Das OLG Hamm hat mit Urteil vom 04.11.2013, Az.: 2 U 94/13, entschieden, dass der vorzeitige Abbruch einer eBay-Auktion, der aufgrund eines Fehlers bei der Mindestpreisangabe vorgenommen wird, nicht zum Vertragsschluss mit dem bis dahin Höchstbietenden führt.

Der Sohn des Beklagten hatte über dessen Account einen Audi A4 zunächst ohne Mindestpreisangabe eingestellt. Als ihm der Fehler auffiel, brach er die Auktion ab und stellte diese erneut, diesmal mit einer Mindestpreisangabe ein. Der zu diesem Zeitpunkt Höchstbietende, der ein Gebot von € 7,10 für den Audi eingegeben hatte, begehrte die Herausgabe des PKW zu diesem Preis.

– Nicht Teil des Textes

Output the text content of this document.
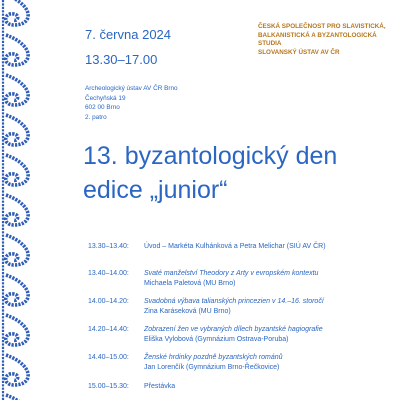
7. června 2024
13.30–17.00
ČESKÁ SPOLEČNOST PRO SLAVISTICKÁ,
BALKANISTICKÁ A BYZANTOLOGICKÁ
STUDIA
SLOVANSKÝ ÚSTAV AV ČR
Archeologický ústav AV ČR Brno
Čechyňská 19
602 00 Brno
2. patro
13. byzantologický den
edice „junior“
13.30–13.40:	Úvod – Markéta Kulhánková a Petra Melichar (SIÚ AV ČR)
13.40–14.00:	Svaté manželství Theodory z Arty v evropském kontextu
Michaela Paletová (MU Brno)
14.00–14.20:	Svadobná výbava talianských princezien v 14.–16. storočí
Zina Karáseková (MU Brno)
14.20–14.40:	Zobrazení žen ve vybraných dílech byzantské hagiografie
Eliška Vylobová (Gymnázium Ostrava-Poruba)
14.40–15.00:	Ženské hrdinky pozdně byzantských románů
Jan Lorenčík (Gymnázium Brno-Řečkovice)
15.00–15.30:	Přestávka
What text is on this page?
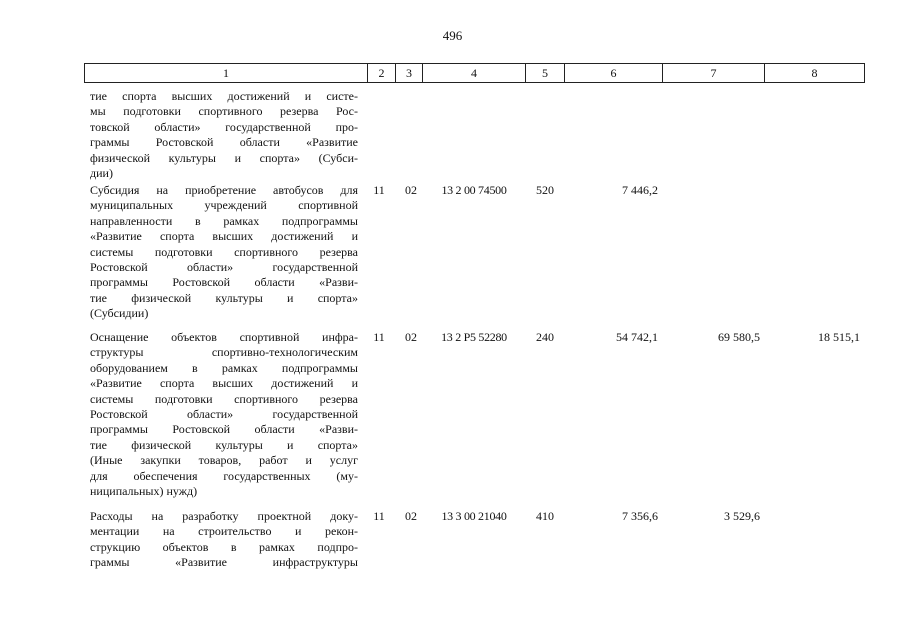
496
1	2	3	4	5	6	7	8
тие спорта высших достижений и систе-
мы подготовки спортивного резерва Рос-
товской области» государственной про-
граммы Ростовской области «Развитие
физической культуры и спорта» (Субси-
дии)
Субсидия на приобретение автобусов для
муниципальных учреждений спортивной
направленности в рамках подпрограммы
«Развитие спорта высших достижений и
системы подготовки спортивного резерва
Ростовской области» государственной
программы Ростовской области «Разви-
тие физической культуры и спорта»
(Субсидии)
11	02	13 2 00 74500	520	7 446,2
Оснащение объектов спортивной инфра-
структуры спортивно-технологическим
оборудованием в рамках подпрограммы
«Развитие спорта высших достижений и
системы подготовки спортивного резерва
Ростовской области» государственной
программы Ростовской области «Разви-
тие физической культуры и спорта»
(Иные закупки товаров, работ и услуг
для обеспечения государственных (му-
ниципальных) нужд)
11	02	13 2 P5 52280	240	54 742,1	69 580,5	18 515,1
Расходы на разработку проектной доку-
ментации на строительство и рекон-
струкцию объектов в рамках подпро-
граммы «Развитие инфраструктуры
11	02	13 3 00 21040	410	7 356,6	3 529,6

Zu Recht verneinte das OLG Hamm einen vertraglichen Herausgabeanspruch. Es sei bereits kein Vertrag mit dem Höchstbietenden zustande gekommen, da vorliegend nach den eBay-Bedingungen von einem Widerrufsgrund auszugehen sei. Ein solcher liege u.a. vor, wenn dem Einstellenden bei der Angebotserstellung ein Fehler unterlaufen sei. Auf die Anfechtungsregelungen komme es daher nicht mehr an.